REP. TORRES: There are crypto companies like Circle that strive to be compliant with the law and then there are crypto companies that seem intent on willfully abiding the law. And yet, Mr. Gensler appears to see no difference at all between the two. He treats them all as one in the same. His enforcement has been indiscriminate in nature, which brings me to the lawsuit against Coinbase. Mr. Garrison, if the SEC sincerely thought that Coinbase was operating an unregistered securities exchange, then why on Earth would approve Coinbase as a public company? Or why would the SEC not at a minimum require Coinbase to disclose its status as an unregistered securities exchange as a material risk to the investing public?
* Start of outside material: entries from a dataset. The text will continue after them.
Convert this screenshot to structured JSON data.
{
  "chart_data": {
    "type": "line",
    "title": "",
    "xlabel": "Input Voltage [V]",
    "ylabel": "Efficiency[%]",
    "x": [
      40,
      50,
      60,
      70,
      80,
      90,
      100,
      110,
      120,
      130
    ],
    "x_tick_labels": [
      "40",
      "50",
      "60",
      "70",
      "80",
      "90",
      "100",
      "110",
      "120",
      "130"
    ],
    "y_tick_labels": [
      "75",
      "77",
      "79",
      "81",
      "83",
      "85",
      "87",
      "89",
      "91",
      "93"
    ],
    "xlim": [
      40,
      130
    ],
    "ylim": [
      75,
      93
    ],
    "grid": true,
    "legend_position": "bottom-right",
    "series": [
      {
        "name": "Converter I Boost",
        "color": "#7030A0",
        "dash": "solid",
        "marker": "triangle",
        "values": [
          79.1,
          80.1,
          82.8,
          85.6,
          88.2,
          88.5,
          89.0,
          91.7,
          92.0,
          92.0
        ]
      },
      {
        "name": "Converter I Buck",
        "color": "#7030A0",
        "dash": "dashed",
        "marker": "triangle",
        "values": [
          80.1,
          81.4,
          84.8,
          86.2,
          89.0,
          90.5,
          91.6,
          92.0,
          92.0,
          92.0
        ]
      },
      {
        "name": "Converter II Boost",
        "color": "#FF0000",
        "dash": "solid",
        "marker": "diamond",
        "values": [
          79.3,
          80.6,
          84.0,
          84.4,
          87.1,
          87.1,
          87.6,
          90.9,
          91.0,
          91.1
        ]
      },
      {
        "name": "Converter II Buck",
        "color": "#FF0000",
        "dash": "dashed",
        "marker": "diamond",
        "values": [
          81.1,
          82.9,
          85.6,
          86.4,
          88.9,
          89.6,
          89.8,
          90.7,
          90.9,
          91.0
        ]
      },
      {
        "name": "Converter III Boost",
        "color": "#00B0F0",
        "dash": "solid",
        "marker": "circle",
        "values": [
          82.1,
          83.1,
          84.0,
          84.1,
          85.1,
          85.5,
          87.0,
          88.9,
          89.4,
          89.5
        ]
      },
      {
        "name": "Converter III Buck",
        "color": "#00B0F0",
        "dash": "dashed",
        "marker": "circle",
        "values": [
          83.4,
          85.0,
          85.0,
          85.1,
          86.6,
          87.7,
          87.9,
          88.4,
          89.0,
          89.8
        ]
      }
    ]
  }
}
Do you see a contradiction between the SEC’s 2021 approval of Coinbase as a public company and the 2023 enforcement action against Coinbase?

MR. COY GARRISON, Partner, Steptoe & Johnson, former Counsel to SEC Commissioner Hester M. Peirce: I do see a contradiction. As part of the filing review process, taking a filing effective under the securities rules requires a public interest finding. Typically, a public interest finding – it’s a very loosely defined term – but you might argue that an act by the company that is inconsistent with securities laws what might not be in the public interest.

REP. TORRES: And I want to interject. The SEC made the following statement in the Coinbase lawsuit. It said, “Declaring effective a form S1 registration statement does not constitute an SEC staff opinion on or an endorsement of the legality of an issue of underlying business.” So, when it comes to S1 registration, the SEC is asserting that it has no opinion of whether an issuer is complying with the very laws the SEC is charged with enforcing. That strikes me as strange. You know, it’s almost as if, suppose the SEC would approve the mafia as a public company but then say we have no opinion of the underlying legality of the business. As a lay person, that just strikes me as absurd. So, am I missing something, or…?

MR. GARRISON: No, I think that’s where the public interest finding comes in. And I think perhaps the other side of that coin is…

REP. TORRES: No pun intended, correct?

MR. GARRISON: Yes, is that you don’t want the SEC to take responsibility for what is in any filing, which is what I think is getting at – some of that language is getting at as well.

REP. TORRES: In an interview with New York Magazine, Chair Gensler said that everything but bitcoin is a security. Of the more than 200 listings on the Coinbase exchange, the SEC lawsuit only identifies 13 as unregistered securities. 13 out of more than 200 seems to contradict the Gensler doctrine that everything but Bitcoin is a security. Do you see a contradiction there?

MR. GARRISON: Yes. It would be nice to have clearer insights into what tokens, what digital assets the SEC believes are securities instead of seeing them piecemeal through enforcement actions.

REP. TORRES: The digital market structure discussion drafts provides for a safe harbor. And I see the need for Safe Harbor that protects good faith crypto companies, from arbitrary and capricious enforcement actions. But what about bad faith crypto companies? How do we prevent bad faith crypto companies from exploiting the safe harbor to prevent legitimate enforcement actions?

MR. GARRISON: So, included in the market structure bill are the typical anti-fraud protections that exists in both the Securities and commodities laws. So, whether a digital asset is sold through the new SEC exemption, the SECs robust antifraud authority would also apply there, and on the CFTC side if a digital commodity was sold or manipulated in a fraudulent way, the anti-fraud provisions of the CEA would apply as well.

REP. TORRES: And that a quick question about the applicability of securities law to secondary market transactions. Has there ever been a single statute or a single rule or regulation or a single court case that expressly affirms that the Howey Test applies to secondary market transactions?


REP. TORRES: Are you sure?

MR. GARRISON: To the best of my knowledge, yes.

REP. TORRES: Are you positive? My time has expired.